The dynamic between the older man and the young Michael is gorgeous, as Michael teaches Noah to see the world through his perceptive gaze.

Just as comforting as the relationship between the two is the French setting, its food and its promenades.

Maybe the Horse Will Talk by Elliot Perlman

If there is one thing that will make you feel good about not having to go into an office, it is Maybe the Horse Will Talk by Elliot Perlman. The workplace that Perlman creates, full of bullies and misogynists, is frighteningly real, and will put readers off ever wanting to return to the office.

He writes about the legal profession and the desperation of those who are part of it. However, this is not just a book that will strike fear into the hearts of young law graduates.

It is also very funny in its portrayal of the profession and those who stalk the corridors of Melbourne’s big law firms.

So, readers take heart that no matter how much you hate zoom, it could always be worse – you could be in the office of law firm Freely Savage Carter Blanche.

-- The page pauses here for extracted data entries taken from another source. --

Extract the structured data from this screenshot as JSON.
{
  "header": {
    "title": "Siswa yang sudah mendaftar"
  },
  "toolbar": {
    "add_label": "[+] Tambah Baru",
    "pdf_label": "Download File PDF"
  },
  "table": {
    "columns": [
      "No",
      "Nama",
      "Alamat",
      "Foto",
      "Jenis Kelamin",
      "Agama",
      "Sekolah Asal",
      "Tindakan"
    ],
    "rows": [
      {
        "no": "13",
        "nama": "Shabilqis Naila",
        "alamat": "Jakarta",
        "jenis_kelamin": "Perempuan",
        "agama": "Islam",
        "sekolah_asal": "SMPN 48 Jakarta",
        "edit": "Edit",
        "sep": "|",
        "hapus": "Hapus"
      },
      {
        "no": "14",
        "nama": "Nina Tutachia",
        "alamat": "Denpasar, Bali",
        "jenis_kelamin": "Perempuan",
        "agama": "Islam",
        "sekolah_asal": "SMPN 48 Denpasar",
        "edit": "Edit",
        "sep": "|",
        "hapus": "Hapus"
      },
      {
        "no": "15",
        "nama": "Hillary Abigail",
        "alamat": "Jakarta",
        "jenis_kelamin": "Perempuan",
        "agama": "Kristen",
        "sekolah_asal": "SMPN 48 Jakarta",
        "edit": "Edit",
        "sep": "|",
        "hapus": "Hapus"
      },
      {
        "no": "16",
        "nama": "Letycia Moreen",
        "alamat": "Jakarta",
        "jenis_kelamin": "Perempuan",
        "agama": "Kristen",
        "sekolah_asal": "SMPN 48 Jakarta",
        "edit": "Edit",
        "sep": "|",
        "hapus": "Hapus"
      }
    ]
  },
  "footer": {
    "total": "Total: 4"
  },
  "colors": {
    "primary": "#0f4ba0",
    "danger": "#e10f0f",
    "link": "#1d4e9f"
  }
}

Redhead by the Side of the Road by Anne Tyler

Redhead by the Side of the Road can only be described as ‘sweet’, and sometimes sweetness is exactly what the doctor ordered. Micah has a business fixing computers. He is a creature of habit and entirely without ambition. However, his awkward unwillingness to commit leads his long-time and beloved partner to question their relationship.

Micah’s response is to fall back upon his many simple habits to hide from making any decision.

While this storyline might sound like it’s full of conflict and heated arguments, Micah’s personality means that this is not the case, and it is more of a meditation than a saga.

And that suited me fine. After all, we’re not up for groundbreaking or shattering (or is it just me?), so a story about a kind misfit who is trying to get along in the world is as comforting as our favourite lockdown trackies.